The most successful coach in the club’s history departed last December as ‘The Individual’, a three-time Premier League winner infuriated by a non-responsive senior squad whose title defence had degenerated into the early throes of a relegation struggle. For the first time in a 16-year managerial career, he had appeared at a loss.
It happened a second time, this time against his former club. The extent of Mourinho’s and Manchester United’s embarrassment at Stamford Bridge on Sunday shall reverberate for long. Since taking over at United, his dream job, he has looked subdued, weary and almost bored. Even the signs of the old Mourinho, the occasional crankiness and the delightfully contemptuous observation about football Einsteins, have felt like a bit like a tribute act to himself.
It is possible that, after all the talk of his unsuitability for the job, Mourinho is too conscious of how a United manager should be seen to behave. The old cliche about what happens to a player if you take the fire out of their game also applies to Mourinho. It is very hard for him to excel without confrontation and a siege mentality – weapons which, despite the anti-Mourinho rhetoric, Sir Alex Ferguson regularly used to spectacular effect. 
Mourinho’s petulant criticism of his Chelsea counterpart Antonio Conte may bode well for United. It was the first sign that the monster may be stirring.
Mourinho has not looked like Mourinho, and United – with their ponderous attacking and scruffy defending – certainly have not looked like a Mourinho team. That’s because they aren’t. Unlike at Chelsea, Internazionale and Real Madrid, Mourinho did not inherit a solid base – he had to buy almost an entire spine in Eric Bailly, Paul Pogba and Zlatan Ibrahimovic. The frequent selection of Juan Mata, whom Mourinho sold when he was at Chelsea, is another reflection of how he feels about his squad.

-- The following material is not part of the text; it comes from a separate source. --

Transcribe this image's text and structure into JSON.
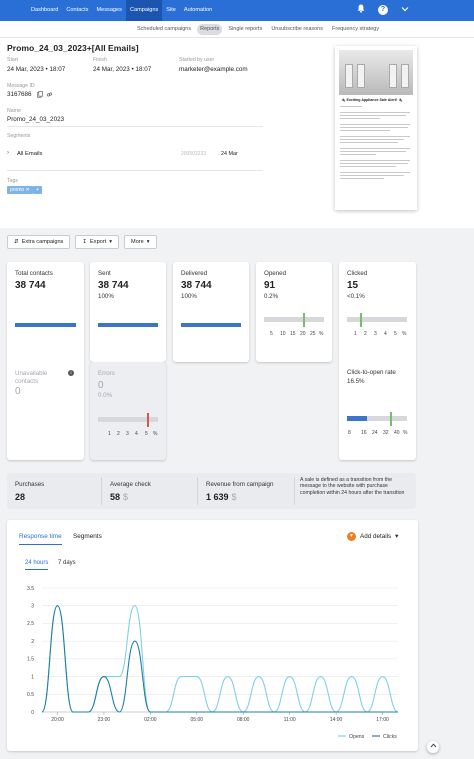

All managers should have 12 months’ grace before judgment is passed. In the Premier League, in 2016, nobody wants to play the long game. They barely want to play the short game. This is the age of entitlement, in which instant gratification is all that matters. 
Had the same values existed in the late 1980s, Ferguson would have been sacked without winning a trophy and May 2017 might be the 50th anniversary of their last title win. It took Ferguson five years to build a side capable of even challenging for the title; his astonishing success after that should give his case study the power of a judicial precedent. 
Instead, the opposite is true; despite being almost inherently counterproductive, the reset button is usually pressed at the first sign of trouble.
In many ways, Mourinho is reaping what he has sown. His precious success, and his lack of shyness about highlighting that success, means any failure will be magnified. And he antagonised so many people on the way up that coming down was never going to be an enjoyable journey. 
Yet, if you view United as a long-term project – which it is – Mourinho has already made some progress. He made four strong signings who, despite some false starts, should become excellent United players, and his handling of the enormous Wayne Rooney problem has been unusually subtle.
The Chelsea defeat should be Mourinho’s trigger to do something different, and do it as quickly as possible. If he doesn’t, the last laugh is likely to be at his expense.